Will China Change Movies’ Messages?


 What does the Chinese movie market have to do with the content of movies made in America? Until fairly recently, the answer might have been, “Not much.”

But last year, China moved past Japan as the second biggest movie market in the world—second only to the United States. And industry experts believe the Chinese box office will eclipse America’s within the next five to seven years. Given such economic realities, it’s no surprise that American moviemakers are increasingly being forced to think through the calculus of marketing their wares in that country, which may mean adding, subtracting or changing content in an effort to appeal to Chinese movie fans … as well as the Chinese government.

Iron Man 3, for instance, included four extra minutes of scenes featuring Chinese actors in the version released there. And while moviegoers there largely reacted negatively to the clumsily bolted-on scene, it demonstrates how seriously Hollywood is trying to take the Chinese market these days.

In a similar vein, last year’s remake of Red Dawn initially featured Chinese invaders. But it was deemed that casting Chinese as an evil, invading enemy would be an insult to the country’s moviegoers. In postproduction, the villains (and their insignia) were changed to reflect North Korean aggressors instead of Chinese.

With additions and changes like these happening more and more frequently, some are also concerned that movies with explicitly Christian themes may require censoring to meet China’s stringent requirements for distribution. Entertainment litigation attorney Dariush Adli told Fox News:

“As much as American filmmakers want their freedom of expression, it comes down to money. The film industry is a business, and with China set to be the number one in the film market in the near future, Hollywood needs to look out for themselves. Films will continue to be censored according to Chinese guidelines and even created according to these rules. All foreign films, dealing with anything from religion to gambling, have to be screened and pass the test of China’s State Administration of Radio, Film and Television (SARFT). This means that many studio productions are modified or refused completely. Until rules and regulations are changed on SARFT’s end, Christian films will always have a hard time passing Chinese censorship.”

Entertainment attorney Mathew Alderson, who’s based in Beijing, agrees. “Christianity in China has long has been associated with Western imperialism and the authorities regard U.S. evangelism, in particular, with some suspicion,” he told Fox News. “Religious matters are handled by the State Administration of Religious Affairs and the involvement of that authority would be likely if a film were to touch on religious matters.”
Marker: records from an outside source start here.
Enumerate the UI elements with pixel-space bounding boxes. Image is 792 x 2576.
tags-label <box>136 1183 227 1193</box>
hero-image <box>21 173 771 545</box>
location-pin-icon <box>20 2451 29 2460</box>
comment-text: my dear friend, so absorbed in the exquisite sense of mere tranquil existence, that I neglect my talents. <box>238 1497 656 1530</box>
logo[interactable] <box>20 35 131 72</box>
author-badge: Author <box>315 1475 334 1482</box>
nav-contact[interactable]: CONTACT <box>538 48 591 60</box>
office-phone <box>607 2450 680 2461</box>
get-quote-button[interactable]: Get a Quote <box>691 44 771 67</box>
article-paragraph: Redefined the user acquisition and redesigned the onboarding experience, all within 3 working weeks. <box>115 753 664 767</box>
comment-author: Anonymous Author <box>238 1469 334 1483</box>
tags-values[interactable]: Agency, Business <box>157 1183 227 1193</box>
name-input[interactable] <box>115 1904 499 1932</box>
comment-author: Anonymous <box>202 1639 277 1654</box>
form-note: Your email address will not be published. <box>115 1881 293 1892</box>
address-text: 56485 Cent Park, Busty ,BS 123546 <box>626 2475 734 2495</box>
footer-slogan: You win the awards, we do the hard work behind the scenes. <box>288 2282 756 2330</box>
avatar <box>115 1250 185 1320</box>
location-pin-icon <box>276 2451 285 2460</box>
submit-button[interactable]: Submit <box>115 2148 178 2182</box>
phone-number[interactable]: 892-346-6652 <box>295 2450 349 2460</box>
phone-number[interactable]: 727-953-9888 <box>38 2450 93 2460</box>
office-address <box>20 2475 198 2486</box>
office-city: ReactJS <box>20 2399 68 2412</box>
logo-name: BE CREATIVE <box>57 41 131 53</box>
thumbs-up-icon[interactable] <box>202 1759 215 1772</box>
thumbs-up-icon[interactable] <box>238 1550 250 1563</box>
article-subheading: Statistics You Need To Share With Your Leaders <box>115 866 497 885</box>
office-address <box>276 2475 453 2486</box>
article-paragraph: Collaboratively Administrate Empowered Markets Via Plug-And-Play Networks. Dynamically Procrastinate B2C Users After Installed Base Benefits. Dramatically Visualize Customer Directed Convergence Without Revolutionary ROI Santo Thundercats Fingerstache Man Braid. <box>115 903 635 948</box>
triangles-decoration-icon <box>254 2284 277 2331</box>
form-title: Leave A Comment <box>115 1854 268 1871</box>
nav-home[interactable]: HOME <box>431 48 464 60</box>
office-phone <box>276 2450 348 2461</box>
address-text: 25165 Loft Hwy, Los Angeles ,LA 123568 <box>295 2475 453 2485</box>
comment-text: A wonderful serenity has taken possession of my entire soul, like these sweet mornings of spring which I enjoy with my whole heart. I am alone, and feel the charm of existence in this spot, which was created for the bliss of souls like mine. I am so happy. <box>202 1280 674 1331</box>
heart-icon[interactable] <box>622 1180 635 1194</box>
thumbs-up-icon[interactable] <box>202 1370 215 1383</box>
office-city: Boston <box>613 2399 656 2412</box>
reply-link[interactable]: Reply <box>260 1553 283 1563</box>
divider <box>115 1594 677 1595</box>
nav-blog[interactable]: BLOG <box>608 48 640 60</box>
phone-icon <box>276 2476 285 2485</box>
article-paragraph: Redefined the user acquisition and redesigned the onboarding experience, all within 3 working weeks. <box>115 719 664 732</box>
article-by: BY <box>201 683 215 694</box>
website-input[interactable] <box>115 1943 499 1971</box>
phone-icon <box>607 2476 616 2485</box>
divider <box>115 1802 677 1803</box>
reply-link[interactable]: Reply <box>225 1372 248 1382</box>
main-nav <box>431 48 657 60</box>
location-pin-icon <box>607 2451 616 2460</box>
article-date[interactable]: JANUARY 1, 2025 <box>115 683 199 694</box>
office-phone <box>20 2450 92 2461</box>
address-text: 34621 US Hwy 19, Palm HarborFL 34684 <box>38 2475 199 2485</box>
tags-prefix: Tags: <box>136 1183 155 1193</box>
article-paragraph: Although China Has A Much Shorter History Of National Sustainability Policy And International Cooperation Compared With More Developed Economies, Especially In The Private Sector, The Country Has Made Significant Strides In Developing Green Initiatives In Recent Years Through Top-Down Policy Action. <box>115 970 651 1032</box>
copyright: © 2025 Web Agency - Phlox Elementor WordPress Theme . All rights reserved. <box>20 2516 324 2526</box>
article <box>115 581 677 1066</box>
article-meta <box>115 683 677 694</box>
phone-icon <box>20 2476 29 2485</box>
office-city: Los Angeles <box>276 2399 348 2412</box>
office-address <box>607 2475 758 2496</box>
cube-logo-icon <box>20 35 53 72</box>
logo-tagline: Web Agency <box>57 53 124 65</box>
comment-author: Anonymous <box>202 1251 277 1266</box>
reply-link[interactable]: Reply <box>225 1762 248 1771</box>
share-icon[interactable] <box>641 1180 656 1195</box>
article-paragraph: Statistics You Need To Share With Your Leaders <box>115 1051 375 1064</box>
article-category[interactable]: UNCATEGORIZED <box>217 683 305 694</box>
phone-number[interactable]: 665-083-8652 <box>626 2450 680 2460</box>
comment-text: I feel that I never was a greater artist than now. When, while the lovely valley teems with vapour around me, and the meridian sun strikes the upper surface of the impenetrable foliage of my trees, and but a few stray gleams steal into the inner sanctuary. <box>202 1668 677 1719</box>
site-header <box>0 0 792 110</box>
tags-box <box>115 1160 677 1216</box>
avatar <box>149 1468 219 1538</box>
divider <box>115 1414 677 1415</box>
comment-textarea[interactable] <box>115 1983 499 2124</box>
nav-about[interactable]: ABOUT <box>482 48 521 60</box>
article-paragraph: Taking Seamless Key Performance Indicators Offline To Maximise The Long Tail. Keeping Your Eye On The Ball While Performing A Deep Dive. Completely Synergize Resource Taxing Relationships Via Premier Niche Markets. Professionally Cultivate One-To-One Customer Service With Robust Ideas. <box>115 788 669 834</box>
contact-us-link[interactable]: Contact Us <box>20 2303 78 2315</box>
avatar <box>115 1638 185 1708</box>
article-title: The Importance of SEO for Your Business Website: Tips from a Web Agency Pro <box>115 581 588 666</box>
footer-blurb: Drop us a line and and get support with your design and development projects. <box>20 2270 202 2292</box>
That said, along with Christianity’s quietly growing influence in China have come reports of a growing demand for Christian-themed films. And Alderson believes there may eventually be a bigger space for such content if those themes are dealt with sensitively. “According to Niall Ferguson, the author of Six Killer Apps, Christianity is growing faster in China than in any other country and there are now more Bibles being printed in China than anywhere else in world,” he said. “Thus an emerging Christian influence in Chinese filmmaking is possible, although it is likely to be subtle and indirect.”

Who wrote this?

Adam R. Holz is a senior associate editor for Plugged In. He also writes for Focus on the Family’s Clubhouse magazine and has been a Boundless contributor. In his free time (which there is sometimes precious little of) Adam enjoys playing guitar and constructing LEGO kits with his son. Adam and his wife, Jennifer, are the proud parents, in fact, of three children, one boy and two girls.

Have something to say? Leave a comment.

Scott Jamison More than 1 year ago

--I find it a bit odd that you didn't mention the biggest change that appealing to the Chinese market made in Iron Man 3--the Mandarin, in the comic books a specifically Chinese villain, is made into a vaguely South Asian front for a white villain.
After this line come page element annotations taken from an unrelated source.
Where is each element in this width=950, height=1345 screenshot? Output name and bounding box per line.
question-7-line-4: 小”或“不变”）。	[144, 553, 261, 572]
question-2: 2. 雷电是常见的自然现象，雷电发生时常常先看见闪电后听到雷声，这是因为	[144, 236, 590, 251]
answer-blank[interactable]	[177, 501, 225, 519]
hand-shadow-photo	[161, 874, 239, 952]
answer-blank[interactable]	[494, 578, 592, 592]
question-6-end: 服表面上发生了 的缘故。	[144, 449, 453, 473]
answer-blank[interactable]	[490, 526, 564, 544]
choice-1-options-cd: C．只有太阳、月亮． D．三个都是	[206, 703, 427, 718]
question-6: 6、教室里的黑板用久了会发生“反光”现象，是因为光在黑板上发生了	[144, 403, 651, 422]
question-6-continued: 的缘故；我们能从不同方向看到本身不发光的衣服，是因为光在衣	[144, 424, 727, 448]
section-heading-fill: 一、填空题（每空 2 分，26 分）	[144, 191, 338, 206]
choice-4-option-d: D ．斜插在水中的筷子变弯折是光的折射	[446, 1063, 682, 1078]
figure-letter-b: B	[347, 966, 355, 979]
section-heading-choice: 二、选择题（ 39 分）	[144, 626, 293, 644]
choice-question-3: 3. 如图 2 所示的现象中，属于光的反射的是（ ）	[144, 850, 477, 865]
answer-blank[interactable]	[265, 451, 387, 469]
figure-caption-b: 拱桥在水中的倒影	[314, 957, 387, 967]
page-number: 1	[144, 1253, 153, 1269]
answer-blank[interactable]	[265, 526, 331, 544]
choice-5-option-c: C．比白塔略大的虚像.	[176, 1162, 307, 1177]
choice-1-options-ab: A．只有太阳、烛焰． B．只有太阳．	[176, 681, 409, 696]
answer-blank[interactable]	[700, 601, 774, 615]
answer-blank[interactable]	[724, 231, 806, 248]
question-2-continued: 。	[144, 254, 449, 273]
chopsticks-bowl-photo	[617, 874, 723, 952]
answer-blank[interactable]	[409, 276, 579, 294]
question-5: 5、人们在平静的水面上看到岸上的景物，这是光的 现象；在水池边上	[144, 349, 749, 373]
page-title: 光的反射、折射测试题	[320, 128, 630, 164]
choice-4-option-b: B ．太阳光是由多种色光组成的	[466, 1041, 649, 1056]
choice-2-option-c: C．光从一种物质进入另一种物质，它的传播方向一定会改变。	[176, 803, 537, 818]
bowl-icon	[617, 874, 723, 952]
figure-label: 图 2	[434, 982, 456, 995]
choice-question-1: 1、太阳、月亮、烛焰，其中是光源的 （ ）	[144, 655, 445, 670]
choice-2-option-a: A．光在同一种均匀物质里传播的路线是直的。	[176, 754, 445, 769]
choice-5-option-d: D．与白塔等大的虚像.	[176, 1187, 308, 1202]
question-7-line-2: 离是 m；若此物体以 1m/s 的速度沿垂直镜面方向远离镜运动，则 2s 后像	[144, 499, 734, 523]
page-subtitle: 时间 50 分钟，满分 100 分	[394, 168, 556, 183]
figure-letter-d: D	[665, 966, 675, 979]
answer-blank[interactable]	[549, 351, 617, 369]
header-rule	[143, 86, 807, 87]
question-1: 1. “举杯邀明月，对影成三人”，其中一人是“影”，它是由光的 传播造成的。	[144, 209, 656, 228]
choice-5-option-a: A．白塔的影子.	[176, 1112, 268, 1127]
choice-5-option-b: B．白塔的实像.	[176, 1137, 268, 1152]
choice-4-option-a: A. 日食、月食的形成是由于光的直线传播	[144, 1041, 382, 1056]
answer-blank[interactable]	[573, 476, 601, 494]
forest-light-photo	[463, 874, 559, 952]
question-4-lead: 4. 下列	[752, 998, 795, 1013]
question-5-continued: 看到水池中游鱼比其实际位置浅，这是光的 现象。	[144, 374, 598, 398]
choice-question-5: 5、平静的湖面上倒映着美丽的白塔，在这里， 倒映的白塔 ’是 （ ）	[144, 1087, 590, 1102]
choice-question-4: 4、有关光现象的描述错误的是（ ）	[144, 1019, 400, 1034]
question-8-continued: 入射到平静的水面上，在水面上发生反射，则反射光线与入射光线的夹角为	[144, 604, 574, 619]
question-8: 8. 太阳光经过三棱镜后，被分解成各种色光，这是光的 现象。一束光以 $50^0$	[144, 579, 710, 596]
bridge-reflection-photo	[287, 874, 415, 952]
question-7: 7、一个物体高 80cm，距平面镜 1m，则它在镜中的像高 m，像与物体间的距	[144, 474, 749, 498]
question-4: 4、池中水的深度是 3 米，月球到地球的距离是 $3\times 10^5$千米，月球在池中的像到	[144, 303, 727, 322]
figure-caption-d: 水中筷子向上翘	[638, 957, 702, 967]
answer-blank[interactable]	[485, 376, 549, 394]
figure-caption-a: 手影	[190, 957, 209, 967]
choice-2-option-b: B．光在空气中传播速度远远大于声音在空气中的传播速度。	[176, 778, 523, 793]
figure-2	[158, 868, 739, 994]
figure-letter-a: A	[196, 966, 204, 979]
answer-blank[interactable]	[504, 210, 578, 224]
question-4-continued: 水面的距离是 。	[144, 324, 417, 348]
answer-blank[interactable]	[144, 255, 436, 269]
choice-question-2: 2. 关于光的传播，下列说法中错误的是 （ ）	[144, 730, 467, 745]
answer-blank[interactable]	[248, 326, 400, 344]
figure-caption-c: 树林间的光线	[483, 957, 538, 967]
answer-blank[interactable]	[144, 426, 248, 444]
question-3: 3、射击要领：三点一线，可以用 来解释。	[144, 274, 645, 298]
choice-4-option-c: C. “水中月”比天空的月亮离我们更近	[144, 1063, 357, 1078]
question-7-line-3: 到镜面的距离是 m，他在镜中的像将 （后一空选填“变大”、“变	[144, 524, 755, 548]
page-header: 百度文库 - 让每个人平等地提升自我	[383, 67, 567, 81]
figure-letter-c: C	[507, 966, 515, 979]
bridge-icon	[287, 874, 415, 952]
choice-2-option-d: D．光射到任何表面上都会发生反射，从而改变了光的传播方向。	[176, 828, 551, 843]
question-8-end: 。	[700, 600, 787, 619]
Rebecca Greer More than 1 year ago

--@Alyson: I completely agree. I find it a huge double standard, the way many Christians get upset about situations like the one described in this post, yet talk about how media with perceived "objectionable content" should be banned in America. This is especially true in the book world. Entertainment Weekly recently had a short list of popular dystopian themed books, and included information about which books have been "frequently challenged or banned" and why. These included "The Hunger Games" for being "anti family," "Fahrenheit 451" for containing depictions of Bible burning, and "1984" for being "pro communist;" all these books were also banned for violence, profanity, and sexual content. I believe that we have no right to be upset about Christianity being censored in China until we stop trying to get books banned in schools and libraries, often without even reading them first. Seriously, can anyone read "The Hunger Games" and claim it's anti family, or "1984" and claim it's pro communist?

Alyson Scott More than 1 year ago

--I find it a little amusing that some Christians are unhappy about China's censorship against Christianity even though they would be thrilled if questionable content in movies was censored.

Katarina Rorstrom More than 1 year ago

--Seems like the trademark of modern Christianity. It's influence is dropping and loosing influence significantly in one way, yet steadily growing in others. Who knows what could happen next?